Don Manning (Copeman’s) graduated from Shawnigan in 1964, having started in Grade 7. He returned to the School this week to share some stories and context from his six years as a student. A lot of things have changed in the 60-plus years since he left.
 
“When you drive in through the gates, it has the feel of the School, but it’s not the same School,” he said.
 
The School was “harsh” and “not a caring environment” when Mr. Manning attended, and the student-to-faculty ratio was much higher than it is now. The senior boys – it was an all-boys’ school at the time – had more influence and control over the juniors, who often had to act as their personal servants. As things changed gradually, Shawnigan was a “marvellous place to be” in his later years at the School.
 
Copeman’s was one of four Houses at the time, Mr. Manning recalled, along with Lake’s, Groves’ and Ripley’s. It was heated by a coal furnace that the boys had to stoke. In the winter months, it could get so cold overnight that if you left a glass of water beside your bed, you might wake up to find a thin layer of ice formed on top.
 
There were 12 boys to a dorm, and bed inspections every morning. Mr. Manning’s House Director was Mr. Derek Hyde-Lay, whose family remains part of the School community, while the Matron was Mrs. Hartl, whose family is memorialized in the name of one of the creeks that crosses campus. Once the boys left their rooms in the morning, they didn’t return until bedtime. All classes were held in the classroom block until it burned down in 1958 – a spectacle Mr. Manning remembers watching from his dorm while older boys helped firefighters battle the flames in vain.
 
The Headmaster when Mr. Manning entered Shawnigan was Mr. Peter Kaye – namesake of Kaye’s House. It was a rule at the time that all boys had to wear a tie off campus. Once, Mr. Kaye was driving Mr. Manning and another student to the nearby train station, but Mr. Manning had misplaced his tie. They hurried to the Commissary – located then where the Brown Family Health Centre is now – and acquired a new tie. Unfortunately, Mr. Manning had never learned how to tie a tie; he had his tied once and kept it hanging in his closet, pre-tied for when he needed it. He found himself sitting in the back of the Headmaster’s car, embarrassed that he didn’t know what to do with his newly obtained garment, and Mr. Kaye was aghast.

There were, obviously, no cell phones at the time, and students didn’t have access to landlines either. Communication with their parents was almost exclusively through letters. Those sent home by Shawnigan students were perfunctory, but letters received at the School were cherished – and care parcels even more so. Students typically didn’t have any contact with their families other than mail for three and a half months at a time. When Mr. Manning asked current Grade 8s which of them speaks with their parents every day, well over half the students raised their hands.
 
Travel to and from the School was largely done by train – with a steamer trunk in tow.
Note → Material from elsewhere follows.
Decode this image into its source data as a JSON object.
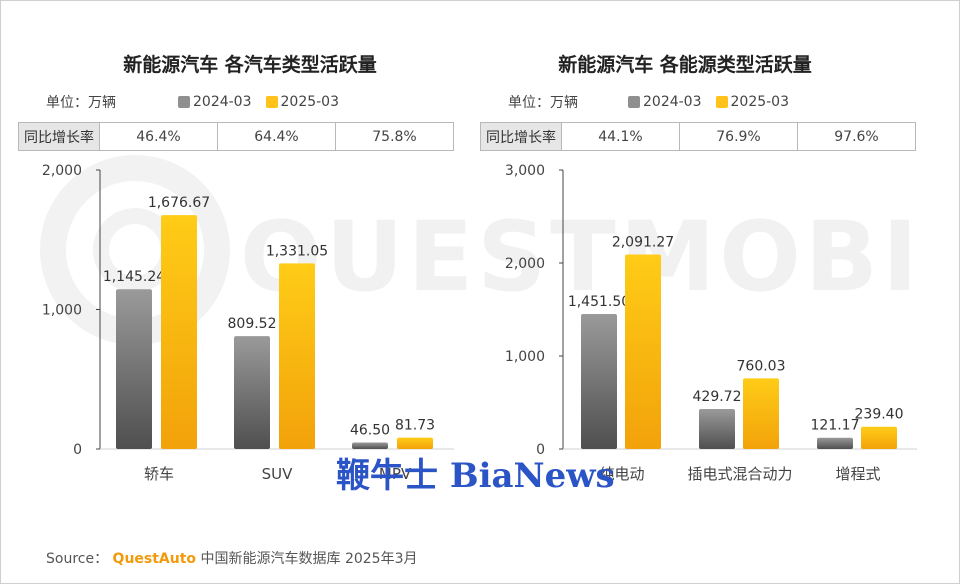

In Mr. Manning’s case, he caught a train from Edmonton to Vancouver, spent a day in Vancouver, then took a ferry to Nanaimo, where the school bus picked him up. Mr. Manning recalled one fellow student getting off the train in Jasper, Alberta and selling his ticket to Vancouver for pocket money, then hitchhiking to the ferry.
 
Sports at the time included rugby, basketball, cricket, and track and field against other schools and clubs, rowing, and inter-House swimming and boxing. Among Shawnigan’s opponents that Mr. Manning remembers were St. George’s School, University School (part of St. Michaels University School since 1971) and Brentwood College School.
 
As harsh and disciplined as the School was in those years, the students did get quite a bit of free rein during their time off. The Commissary was just for school supplies and some uniform pieces, so students had to walk to Mason’s Store for any snacks, which they could do between the end of classes and dinner time. They also had Sunday afternoons off, when they could ride their bikes – usually nearby or around Shawnigan Lake, although Mr. Manning mentioned once riding all the way to Duncan for a foot-long hot dog. The boys would also ride or walk the short distance to what was then Strathcona Lodge School to visit the girls.
 
Thanks again to Mr. Manning for returning to the School to share some memories with our current Grade 8s!